Her husband, Dr. John C.K. Yu, died in 1979. Survivors include two daughters, Janet Yahiro of Columbia and Betsy King of Rockville; four sisters, Evelyn Beaven of Solomons, Md., Ernestine Spillman of Atlanta, Dorothy Brown of Agawam, Mass., and Hilda Sherwin of Bloomington, Ind.; a brother, Sidney Sherwin of Salisbury, N.C; and four grandchildren.


College Park Merchant

Rose Rosenberg, 79, who operated the College Park Gift and Art Shop with her husband from the late 1950s to the mid-1970s, died of kidney failure Nov. 22 at Suburban Hospital in Bethesda.

Mrs. Rosenberg was born in Russia and came to the United States as a child. She grew up in Atlantic City and Philadelphia and moved to the Washington area about 50 years ago.

She was active in several organizations, including Hadassah, Pioneer Women, ORT and the Washington chapter of the Brandeis Zionist District. She and her husband, Bernard Rosenberg, received the Louis Brandeis Award for service to Zionism.

She had been a volunteer fund-raiser for the Jewish National Fund.
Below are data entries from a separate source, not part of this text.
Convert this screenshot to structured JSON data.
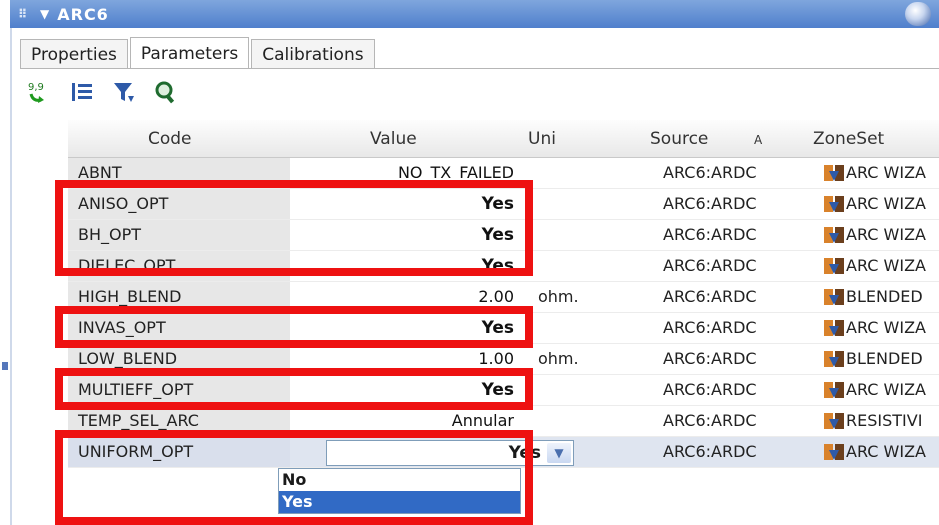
{
  "window": {
    "title": "ARC6"
  },
  "tabs": [
    {
      "label": "Properties"
    },
    {
      "label": "Parameters"
    },
    {
      "label": "Calibrations"
    }
  ],
  "toolbar": {
    "icons": [
      "refresh-icon",
      "sort-list-icon",
      "filter-icon",
      "search-icon"
    ],
    "refresh_glyph": "9,9"
  },
  "columns": {
    "code": "Code",
    "value": "Value",
    "unit": "Uni",
    "source": "Source",
    "sort": "A",
    "zoneset": "ZoneSet"
  },
  "rows": [
    {
      "code": "ABNT",
      "value": "NO_TX_FAILED",
      "unit": "",
      "source": "ARC6:ARDC",
      "zone": "ARC WIZA",
      "bold": false
    },
    {
      "code": "ANISO_OPT",
      "value": "Yes",
      "unit": "",
      "source": "ARC6:ARDC",
      "zone": "ARC WIZA",
      "bold": true
    },
    {
      "code": "BH_OPT",
      "value": "Yes",
      "unit": "",
      "source": "ARC6:ARDC",
      "zone": "ARC WIZA",
      "bold": true
    },
    {
      "code": "DIELEC_OPT",
      "value": "Yes",
      "unit": "",
      "source": "ARC6:ARDC",
      "zone": "ARC WIZA",
      "bold": true
    },
    {
      "code": "HIGH_BLEND",
      "value": "2.00",
      "unit": "ohm.",
      "source": "ARC6:ARDC",
      "zone": "BLENDED",
      "bold": false
    },
    {
      "code": "INVAS_OPT",
      "value": "Yes",
      "unit": "",
      "source": "ARC6:ARDC",
      "zone": "ARC WIZA",
      "bold": true
    },
    {
      "code": "LOW_BLEND",
      "value": "1.00",
      "unit": "ohm.",
      "source": "ARC6:ARDC",
      "zone": "BLENDED",
      "bold": false
    },
    {
      "code": "MULTIEFF_OPT",
      "value": "Yes",
      "unit": "",
      "source": "ARC6:ARDC",
      "zone": "ARC WIZA",
      "bold": true
    },
    {
      "code": "TEMP_SEL_ARC",
      "value": "Annular",
      "unit": "",
      "source": "ARC6:ARDC",
      "zone": "RESISTIVI",
      "bold": false
    },
    {
      "code": "UNIFORM_OPT",
      "value": "Yes",
      "unit": "",
      "source": "ARC6:ARDC",
      "zone": "ARC WIZA",
      "bold": true
    }
  ],
  "dropdown": {
    "selected": "Yes",
    "options": [
      "No",
      "Yes"
    ]
  },
  "colors": {
    "highlight": "#ee1111",
    "selection": "#316ac5",
    "titlebar": "#4f7fcc"
  }
}
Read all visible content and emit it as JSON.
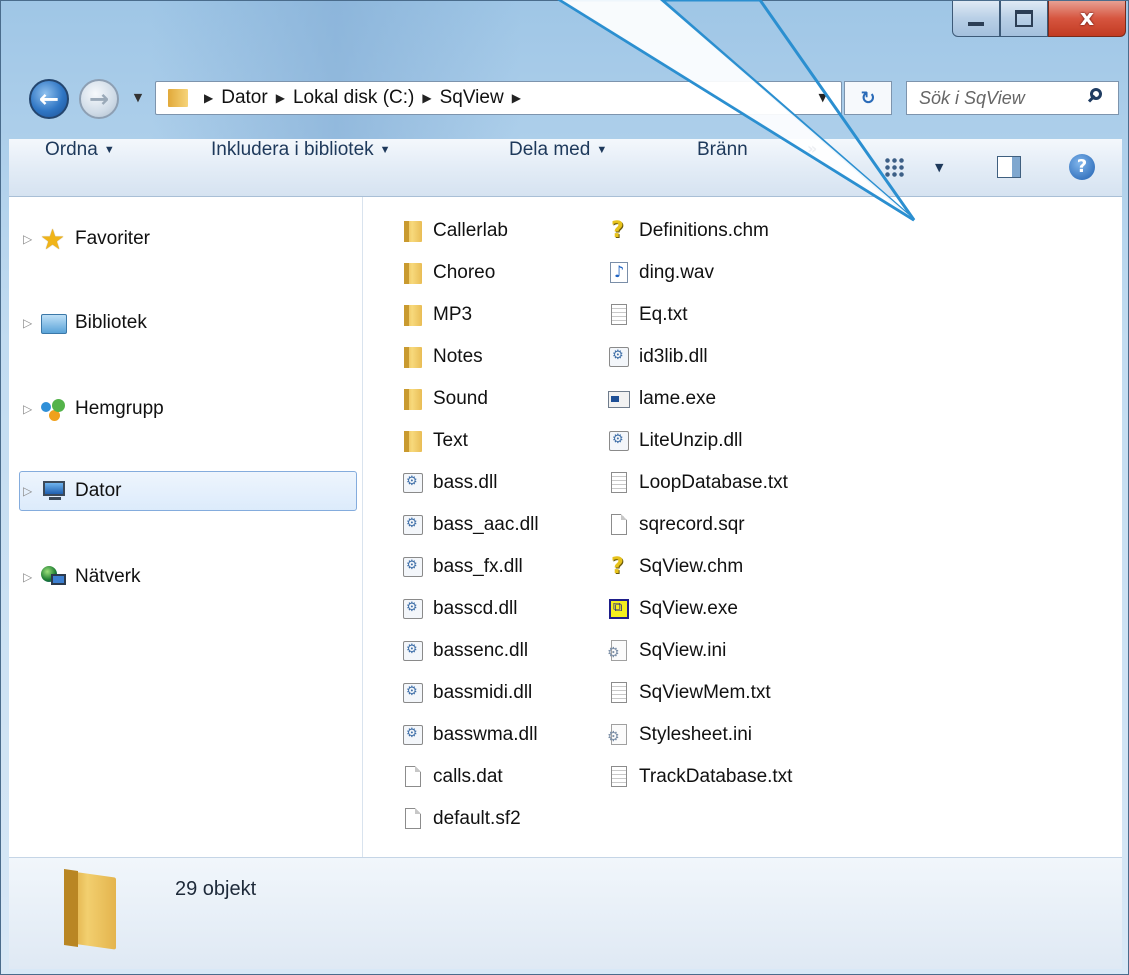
{
  "titlebar": {
    "minimize_label": "",
    "maximize_label": "",
    "close_glyph": "x"
  },
  "navigation": {
    "back_glyph": "←",
    "forward_glyph": "→",
    "recent_glyph": "▼",
    "breadcrumb": [
      "Dator",
      "Lokal disk (C:)",
      "SqView"
    ],
    "breadcrumb_sep": "▶",
    "address_dropdown_glyph": "▼",
    "refresh_glyph": "↻",
    "search_placeholder": "Sök i SqView"
  },
  "toolbar": {
    "items": [
      "Ordna",
      "Inkludera i bibliotek",
      "Dela med",
      "Bränn"
    ],
    "dropdown_glyph": "▼",
    "more_glyph": "»",
    "view_dropdown_glyph": "▼",
    "help_glyph": "?"
  },
  "navpane": {
    "items": [
      {
        "label": "Favoriter",
        "icon": "star-icon"
      },
      {
        "label": "Bibliotek",
        "icon": "library-icon"
      },
      {
        "label": "Hemgrupp",
        "icon": "homegroup-icon"
      },
      {
        "label": "Dator",
        "icon": "computer-icon",
        "selected": true
      },
      {
        "label": "Nätverk",
        "icon": "network-icon"
      }
    ],
    "expand_glyph": "▷"
  },
  "files": {
    "column1": [
      {
        "name": "Callerlab",
        "type": "folder"
      },
      {
        "name": "Choreo",
        "type": "folder"
      },
      {
        "name": "MP3",
        "type": "folder"
      },
      {
        "name": "Notes",
        "type": "folder"
      },
      {
        "name": "Sound",
        "type": "folder"
      },
      {
        "name": "Text",
        "type": "folder"
      },
      {
        "name": "bass.dll",
        "type": "dll"
      },
      {
        "name": "bass_aac.dll",
        "type": "dll"
      },
      {
        "name": "bass_fx.dll",
        "type": "dll"
      },
      {
        "name": "basscd.dll",
        "type": "dll"
      },
      {
        "name": "bassenc.dll",
        "type": "dll"
      },
      {
        "name": "bassmidi.dll",
        "type": "dll"
      },
      {
        "name": "basswma.dll",
        "type": "dll"
      },
      {
        "name": "calls.dat",
        "type": "page"
      },
      {
        "name": "default.sf2",
        "type": "page"
      }
    ],
    "column2": [
      {
        "name": "Definitions.chm",
        "type": "chm"
      },
      {
        "name": "ding.wav",
        "type": "wav"
      },
      {
        "name": "Eq.txt",
        "type": "txt"
      },
      {
        "name": "id3lib.dll",
        "type": "dll"
      },
      {
        "name": "lame.exe",
        "type": "exe"
      },
      {
        "name": "LiteUnzip.dll",
        "type": "dll"
      },
      {
        "name": "LoopDatabase.txt",
        "type": "txt"
      },
      {
        "name": "sqrecord.sqr",
        "type": "page"
      },
      {
        "name": "SqView.chm",
        "type": "chm"
      },
      {
        "name": "SqView.exe",
        "type": "sqexe"
      },
      {
        "name": "SqView.ini",
        "type": "ini"
      },
      {
        "name": "SqViewMem.txt",
        "type": "txt"
      },
      {
        "name": "Stylesheet.ini",
        "type": "ini"
      },
      {
        "name": "TrackDatabase.txt",
        "type": "txt"
      }
    ]
  },
  "status": {
    "count_text": "29 objekt"
  },
  "colors": {
    "callout": "#2b8fd0",
    "selection_border": "#84acdd",
    "window_frame": "#4a6c8c"
  }
}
A longtime resident of Silver Spring, Mrs. Rosenberg had lived at the Hebrew Home of Greater Washington for the last year.

In addition to her husband, of Rockville, survivors include a sister, Frances Goldmark of Miami.


Customs Attorney

Albert S. Loeb, 81, a retired attorney with the Customs Service in Washington, died of cancer Nov. 22 at his home in Lantana, Fla.

Mr. Loeb was born in Philadelphia. He graduated from Rutgers University, and he received a law degree from the New Jersey Law School. During World War II, he served in the Army in Europe.

In 1946, he went to work for the old War Department as a civilian attorney with the Army in West Germany. He remained there until 1956, when he was transferred to Morocco.

In 1961, Mr. Loeb moved to the Washington area and joined what was then called the Customs Bureau as a staff attorney. He retired in 1981 and moved to Florida.

His wife, Ellen Martha Loeb, died in 1984. Survivors include a daughter, Gerda Loeb of Lantana; a brother, Edward Loeb of Upland, Calif.; and two grandchildren.